The Federal Trade Commission (“FTC” or “Commission”) recently released a 93-page report, which provides evidence lending support to the Commission’s current guidance on established advertising law.
What are the key takeaways for native and search advertisers?
FTC Guidance on Native and Search Advertising Law
Section 5 of the FTC Act, 15 U.S.C. § 45, prohibits unfair and deceptive acts and practices in interstate commerce. In 2015, the Commission issued its Enforcement Policy Statement on Deceptively Formatted Advertisements, explaining how established advertising law applies to different ad formats, including Internet search advertising and “native” ads that look like their surrounding non-advertising content.
In subsequent guidance, the FTC has expressed concerns that consumers may have difficulty identifying such Internet ads and has provided specific guidance on making effective disclosures in compliance with current advertising law.
FTC Report and Study
The FTC’s recent report, entitled “An Exploration of Consumers’ Advertising Recognition in the Contexts of Search Engines and Native Advertising,” focuses on Commission research conducted in 2014 and 2015. The FTC took screenshots of actual native and search advertisements (both mobile and desktop versions), then modified the ads in accordance with current FTC advertising law guidance in an effort to improve their respective prominence, legibility and clarity.

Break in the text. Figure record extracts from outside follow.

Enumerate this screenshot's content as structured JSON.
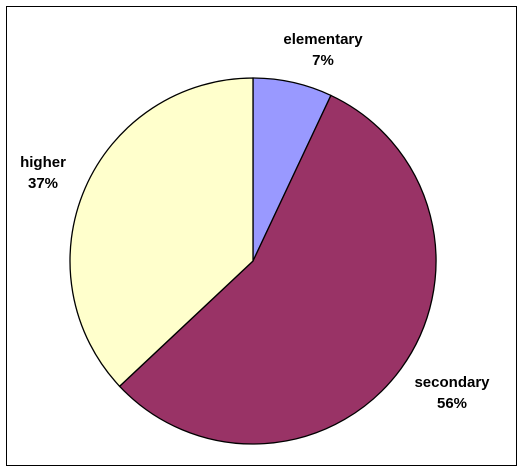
{
  "chart_data": {
    "type": "pie",
    "slices": [
      {
        "label": "elementary",
        "value": 7,
        "percent_label": "7%",
        "color": "#9999ff"
      },
      {
        "label": "secondary",
        "value": 56,
        "percent_label": "56%",
        "color": "#993366"
      },
      {
        "label": "higher",
        "value": 37,
        "percent_label": "37%",
        "color": "#ffffcc"
      }
    ],
    "start_angle_deg": 0,
    "direction": "clockwise",
    "legend": "none",
    "slice_outline_color": "#000000"
  }
}
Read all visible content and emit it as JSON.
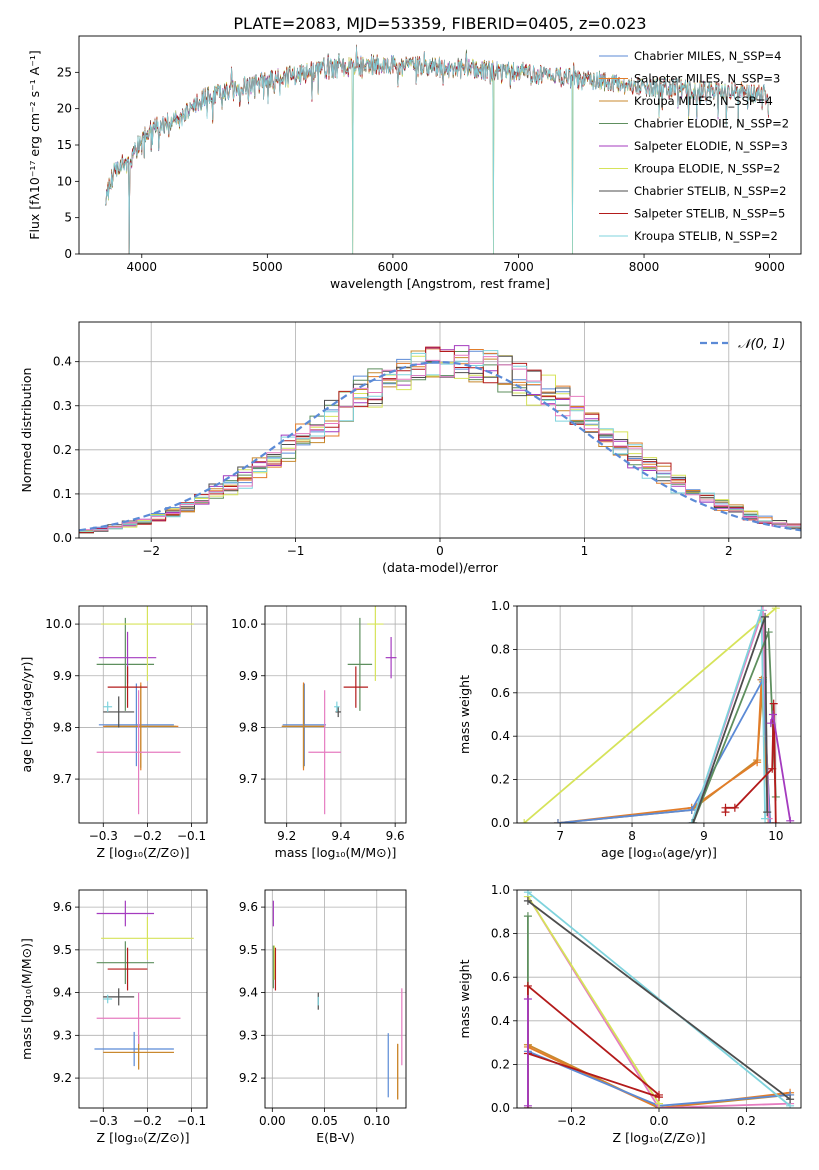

In its study, the Commission asked 48 participants to view a portion of the original or modified ads, then used subjective observations, such as spontaneous comments and eye movement, to score whether participants recognized content items as advertising.
The FTC concluded that most of its modifications increased the likelihood that participants recognized an ad as an ad by 10% to 45%. “Minor modifications, including changes to disclosure language, position, text size and color, and to other visual cues such as the borders around or background shadings of ads or ad groupings, can in combination substantially increase the likelihood that a consumer recognizes an ad as an ad and reduce the potential for consumers to be misled as to the commercial nature of paid search and native ads,” the report states.
However, the Commission’s report also acknowledges the study’s limitations, noting the limited number of participants and conceding that “a significant percentage of participants still did not recognize some ads as ads.”
Broadly speaking, the FTC and state attorneys general require advertisers to refrain from making false or unsubstantiated claims-related representations. The above-referenced FTC report illustrates the importance of complying with applicable state and federal advertising laws, rules and regulations when engaging in native and search advertising via the Internet. To avoid regulatory enforcement and other legal risk, businesses operating in the Internet advertising space should always consult with an experienced marketing attorney before commencing any new native or search ad campaign.